Cud narodzin małej wojowniczki wydarzył przed godz. 3 w nocy 10 maja. - Szybko ją zabrali, ale rano poszliśmy ją odwiedzić. Miała robione echo serca i na szczęście już nic dodatkowego nie wykryto - pełna nadziei relacjonuje nam z Münster pani Justyna. - Jesteśmy osobno. Ja na swojej sali, Majka w innej. Jest cały czas monitorowana, ale w każdym momencie możemy ją odwiedzać. I dodaje: - Dziękujemy wszystkim raz jeszcze, bo to dzięki wam tu jesteśmy i Maja jest w najlepszych rękach.

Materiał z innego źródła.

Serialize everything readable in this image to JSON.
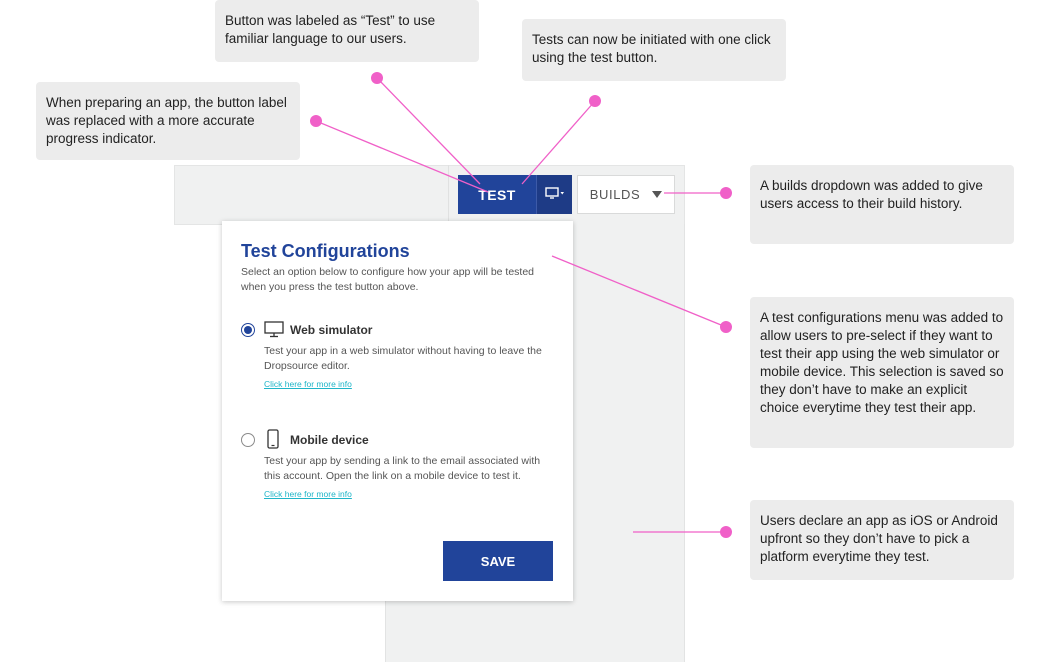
{
  "toolbar": {
    "test_label": "TEST",
    "builds_label": "BUILDS"
  },
  "test_config": {
    "title": "Test Configurations",
    "description": "Select an option below to configure how your app will be tested when you press the test button above.",
    "options": [
      {
        "label": "Web simulator",
        "description": "Test your app in a web simulator without having to leave the Dropsource editor.",
        "link": "Click here for more info",
        "selected": true,
        "icon": "monitor-icon"
      },
      {
        "label": "Mobile device",
        "description": "Test your app by sending a link to the email associated with this account. Open the link on a mobile device to test it.",
        "link": "Click here for more info",
        "selected": false,
        "icon": "phone-icon"
      }
    ],
    "save_label": "SAVE"
  },
  "annotations": {
    "button_label": "Button was labeled as “Test” to use familiar language to our users.",
    "one_click": "Tests can now be initiated with one click using the test button.",
    "progress": "When preparing an app, the button label was replaced with a more accurate progress indicator.",
    "builds": "A builds dropdown was added to give users access to their build history.",
    "test_menu": "A test configurations menu was added to allow users to pre-select if they want to test their app using the web simulator or mobile device. This selection is saved so they don’t have to make an explicit choice everytime they test their app.",
    "platform": "Users declare an app as iOS or Android upfront so they don’t have to pick a platform everytime they test."
  },
  "colors": {
    "primary": "#21449a",
    "link": "#1fb5c8",
    "annotation_line": "#f060c8",
    "callout_bg": "#ececec"
  }
}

Trzymajcie za nas kciuki.
Dla rodziców, a przede wszystkim nowo narodzonej małej wojowniczki płyną gratulacje i życzenia w mediach społecznościowych:
- Oliwia: - Justyna jesteś najdzielniejszą osobą jaką znam.
- Barbara: - Zdrówka dla malutkiej.
- Magda: - Cudowna kruszynka.
- Patryk Pa: - Dużo wiary i zdrowia dla całej trójki.
- Karolina:- To będzie wspaniałe i magiczne dziecko.
- Renata: - Witaj na świecie. Bądź dzielna i walcz.
Przypomnijmy, że leczenie wady serduszka Majki ma składać się z trzech etapów. Po pierwszym, tuż po urodzeniu, następny jest planowany między czwartym a szóstym miesiącem życia dziewczynki. Wówczas będą potrzebne kolejne pieniądze na kontynuację leczenia o czym z pewnością będziemy informowali na naszych łamach.
Dodajmy, że Maja jest podopieczną Fundacji na Rzecz Dzieci z Wadami Serca „Cor Infantis”.